Now for a look at the highest-rated candidates. A gulf has formed between the top three and everyone else. Mitt Romney is still the Intrade frontrunner at 28.3%. Tim Pawlenty has rocketed upward, and is not far behind at 25.0%. Intrade investors have correctly determined that most of Daniels' support will go to Pawlenty, who now has a much clearer path to victory in Iowa. It's long been the conventional view that Romney is the frontrunner. For second place to get so close is very impressive.
Jon Huntsman is in third, with 17.1%. Outside of the Washington establishment (and Utah, where he was governor), very few people have even heard of Huntsman. He has not officially started a campaign or even an exploratory committee. His high ranking reflects his status as a (newly-minted, perhaps temporary) darling of the Washington establishment.

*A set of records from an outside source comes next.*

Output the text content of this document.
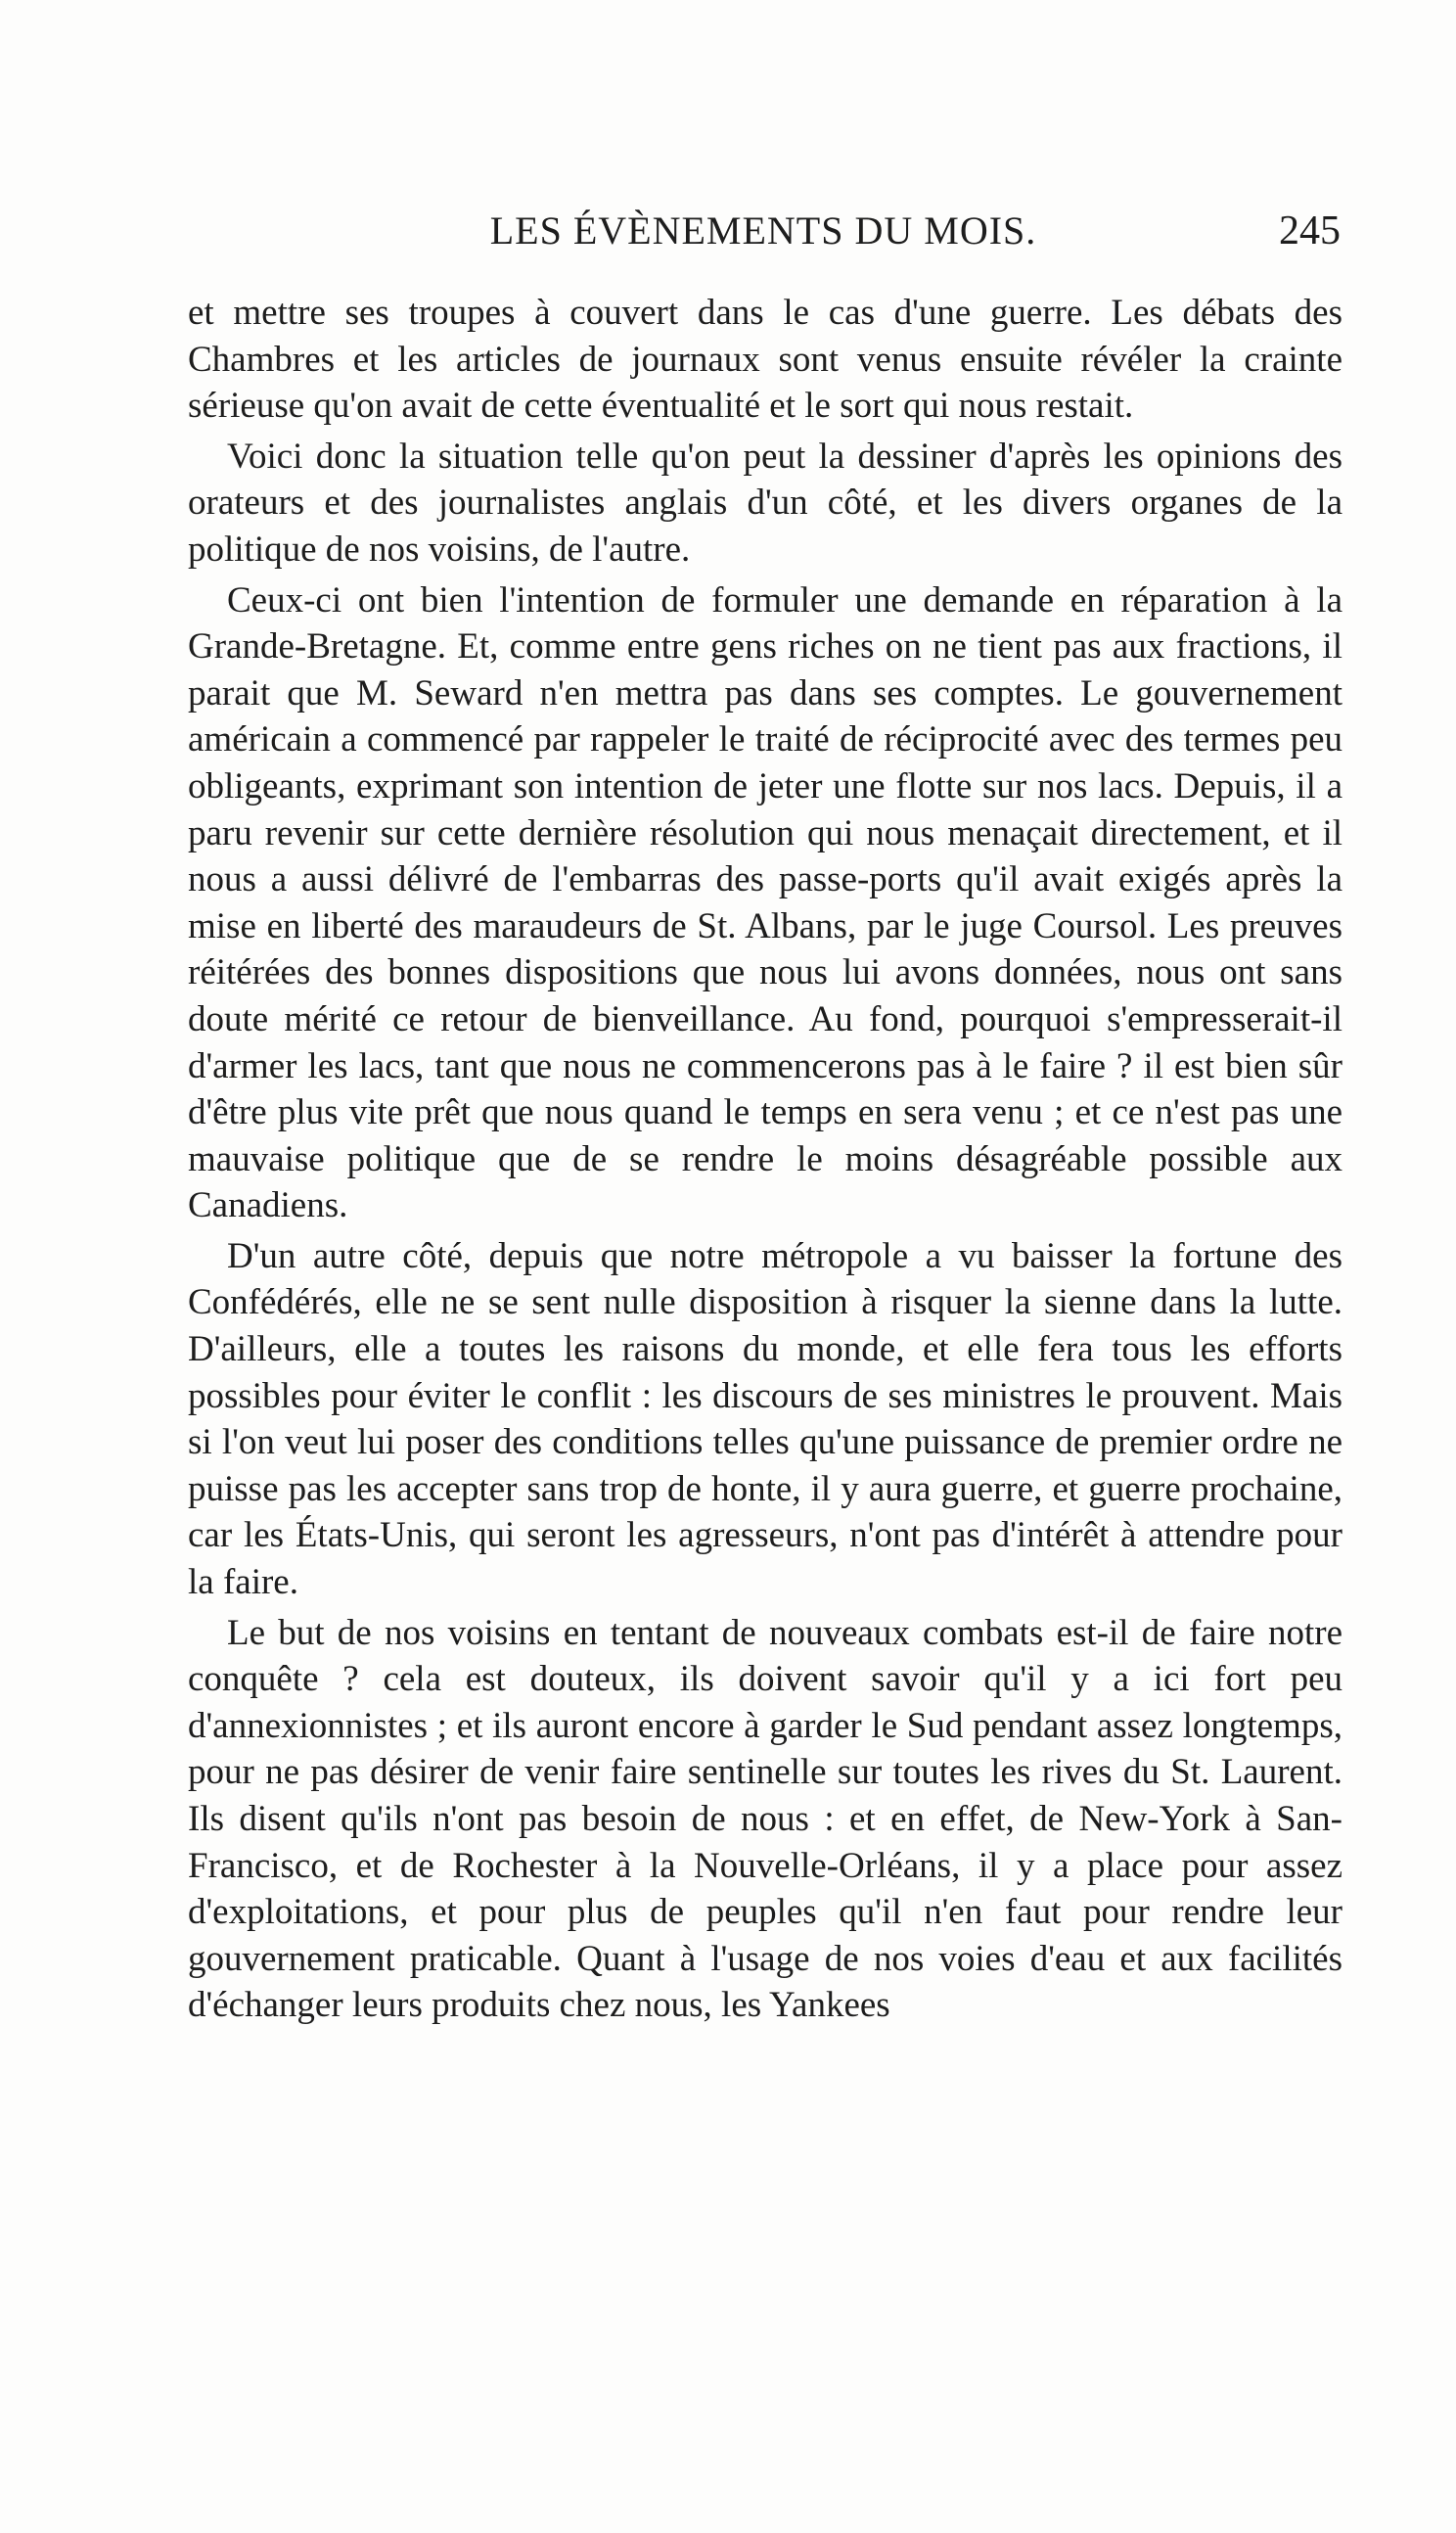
LES ÉVÈNEMENTS DU MOIS.	245

et mettre ses troupes à couvert dans le cas d'une guerre. Les débats des Chambres et les articles de journaux sont venus ensuite révéler la crainte sérieuse qu'on avait de cette éventualité et le sort qui nous restait.

Voici donc la situation telle qu'on peut la dessiner d'après les opinions des orateurs et des journalistes anglais d'un côté, et les divers organes de la politique de nos voisins, de l'autre.

Ceux-ci ont bien l'intention de formuler une demande en réparation à la Grande-Bretagne. Et, comme entre gens riches on ne tient pas aux fractions, il parait que M. Seward n'en mettra pas dans ses comptes. Le gouvernement américain a commencé par rappeler le traité de réciprocité avec des termes peu obligeants, exprimant son intention de jeter une flotte sur nos lacs. Depuis, il a paru revenir sur cette dernière résolution qui nous menaçait directement, et il nous a aussi délivré de l'embarras des passe-ports qu'il avait exigés après la mise en liberté des maraudeurs de St. Albans, par le juge Coursol. Les preuves réitérées des bonnes dispositions que nous lui avons données, nous ont sans doute mérité ce retour de bienveillance. Au fond, pourquoi s'empresserait-il d'armer les lacs, tant que nous ne commencerons pas à le faire ? il est bien sûr d'être plus vite prêt que nous quand le temps en sera venu ; et ce n'est pas une mauvaise politique que de se rendre le moins désagréable possible aux Canadiens.

D'un autre côté, depuis que notre métropole a vu baisser la fortune des Confédérés, elle ne se sent nulle disposition à risquer la sienne dans la lutte. D'ailleurs, elle a toutes les raisons du monde, et elle fera tous les efforts possibles pour éviter le conflit : les discours de ses ministres le prouvent. Mais si l'on veut lui poser des conditions telles qu'une puissance de premier ordre ne puisse pas les accepter sans trop de honte, il y aura guerre, et guerre prochaine, car les États-Unis, qui seront les agresseurs, n'ont pas d'intérêt à attendre pour la faire.

Le but de nos voisins en tentant de nouveaux combats est-il de faire notre conquête ? cela est douteux, ils doivent savoir qu'il y a ici fort peu d'annexionnistes ; et ils auront encore à garder le Sud pendant assez longtemps, pour ne pas désirer de venir faire sentinelle sur toutes les rives du St. Laurent. Ils disent qu'ils n'ont pas besoin de nous : et en effet, de New-York à San-Francisco, et de Rochester à la Nouvelle-Orléans, il y a place pour assez d'exploitations, et pour plus de peuples qu'il n'en faut pour rendre leur gouvernement praticable. Quant à l'usage de nos voies d'eau et aux facilités d'échanger leurs produits chez nous, les Yankees
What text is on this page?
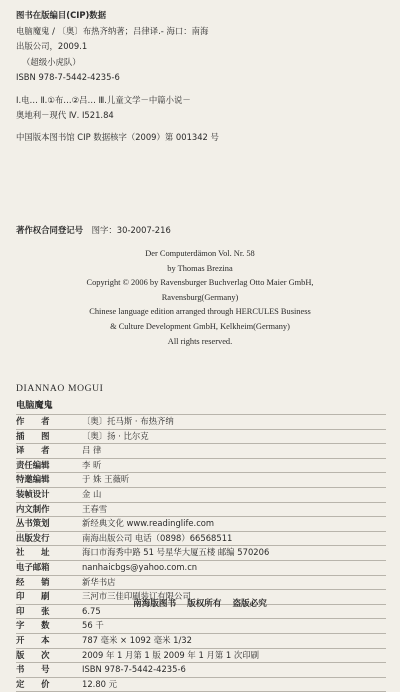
图书在版编目(CIP)数据
电脑魔鬼 / 〔奥〕布热齐纳著；吕律译.- 海口：南海
出版公司，2009.1
（超级小虎队）
ISBN 978-7-5442-4235-6
Ⅰ.电… Ⅱ.①布…②吕… Ⅲ.儿童文学－中篇小说－
奥地利－现代 Ⅳ. I521.84
中国版本图书馆 CIP 数据核字（2009）第 001342 号
著作权合同登记号 图字：30-2007-216
Der Computerdämon Vol. Nr. 58
by Thomas Brezina
Copyright © 2006 by Ravensburger Buchverlag Otto Maier GmbH,
Ravensburg(Germany)
Chinese language edition arranged through HERCULES Business
& Culture Development GmbH, Kelkheim(Germany)
All rights reserved.
DIANNAO MOGUI
电脑魔鬼
作　　者	〔奥〕托马斯 · 布热齐纳
插　　图	〔奥〕扬 · 比尔克
译　　者	吕 律
责任编辑	李 昕
特邀编辑	于 姝 王薇昕
装帧设计	金 山
内文制作	王春雪
丛书策划	新经典文化 www.readinglife.com
出版发行	南海出版公司 电话（0898）66568511
社　　址	海口市海秀中路 51 号星华大厦五楼 邮编 570206
电子邮箱	nanhaicbgs@yahoo.com.cn
经　　销	新华书店
印　　刷	三河市三佳印刷装订有限公司
印　　张	6.75
字　　数	56 千
开　　本	787 毫米 × 1092 毫米 1/32
版　　次	2009 年 1 月第 1 版 2009 年 1 月第 1 次印刷
书　　号	ISBN 978-7-5442-4235-6
定　　价	12.80 元
南海版图书 版权所有 盗版必究
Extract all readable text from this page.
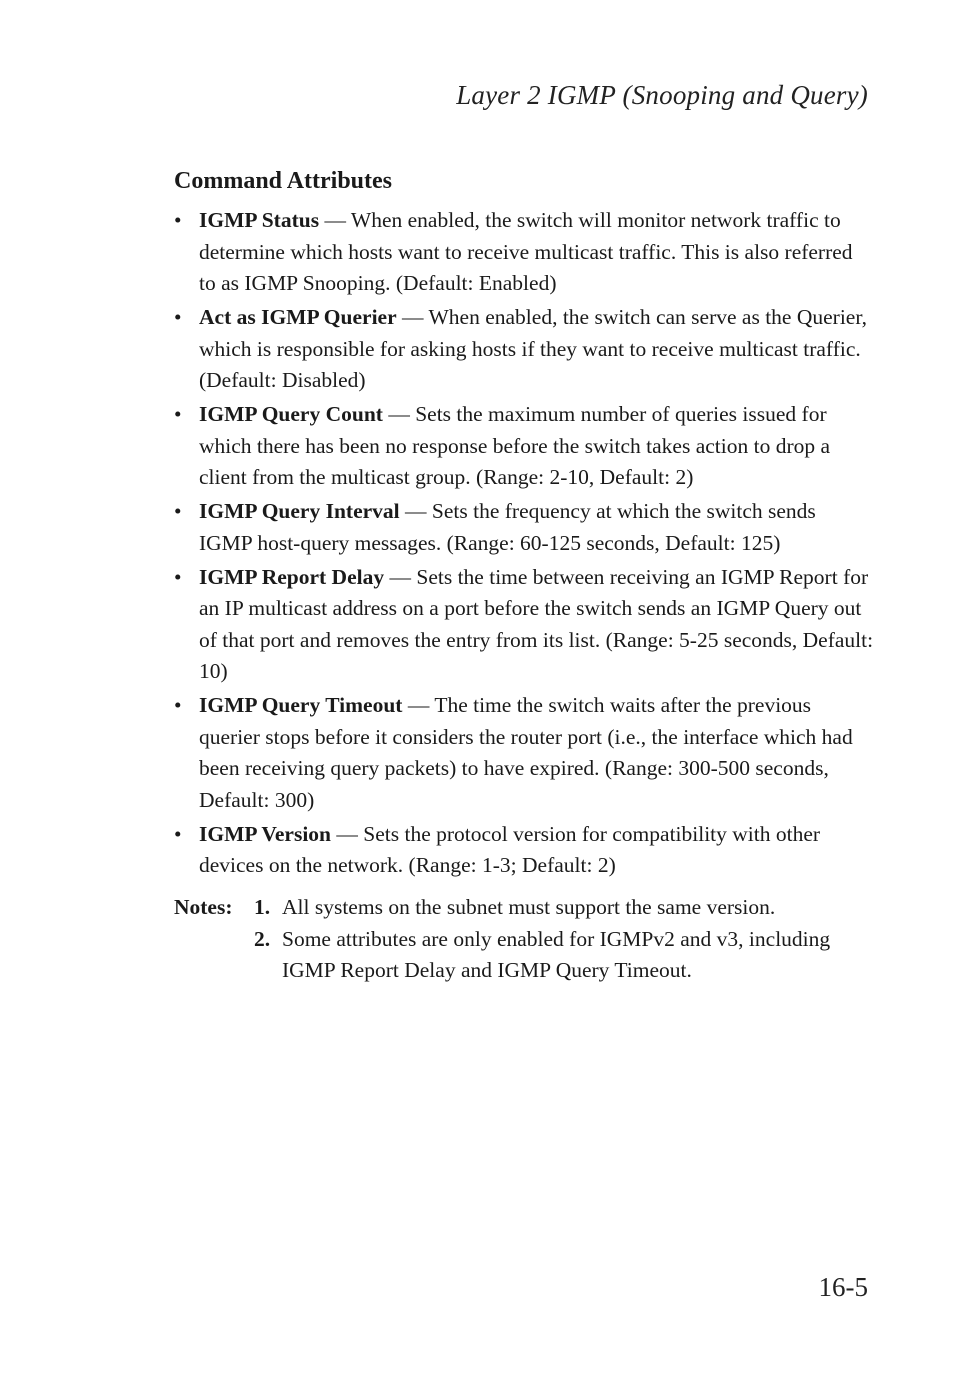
Layer 2 IGMP (Snooping and Query)
Command Attributes
• IGMP Status — When enabled, the switch will monitor network traffic to determine which hosts want to receive multicast traffic. This is also referred to as IGMP Snooping. (Default: Enabled)
• Act as IGMP Querier — When enabled, the switch can serve as the Querier, which is responsible for asking hosts if they want to receive multicast traffic. (Default: Disabled)
• IGMP Query Count — Sets the maximum number of queries issued for which there has been no response before the switch takes action to drop a client from the multicast group. (Range: 2-10, Default: 2)
• IGMP Query Interval — Sets the frequency at which the switch sends IGMP host-query messages. (Range: 60-125 seconds, Default: 125)
• IGMP Report Delay — Sets the time between receiving an IGMP Report for an IP multicast address on a port before the switch sends an IGMP Query out of that port and removes the entry from its list. (Range: 5-25 seconds, Default: 10)
• IGMP Query Timeout — The time the switch waits after the previous querier stops before it considers the router port (i.e., the interface which had been receiving query packets) to have expired. (Range: 300-500 seconds, Default: 300)
• IGMP Version — Sets the protocol version for compatibility with other devices on the network. (Range: 1-3; Default: 2)
Notes: 1. All systems on the subnet must support the same version.
2. Some attributes are only enabled for IGMPv2 and v3, including IGMP Report Delay and IGMP Query Timeout.
16-5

Elephant Watcher will add Huntsman to the roster of candidates and conduct a full analysis if and when Huntsman runs (or forms an exploratory committee). For now, it is enough to say that his path to victory requires destroying Romney's campaign with a win in New Hampshire. Given Intrade's love of Romney, it's ironic that they would rate Huntsman so highly: One will doom the other in New Hampshire. Who wins Iowa, if not Pawlenty?
It's fair to say Intrade investors are more likely to discount the power of an Iowa/South Carolina strategy, even though it's a more natural fit than a New Hampshire/South Carolina strategy given the similarities between IA and SC. Intrade investors are also convinced that an electable candidate will win the Republican nomination.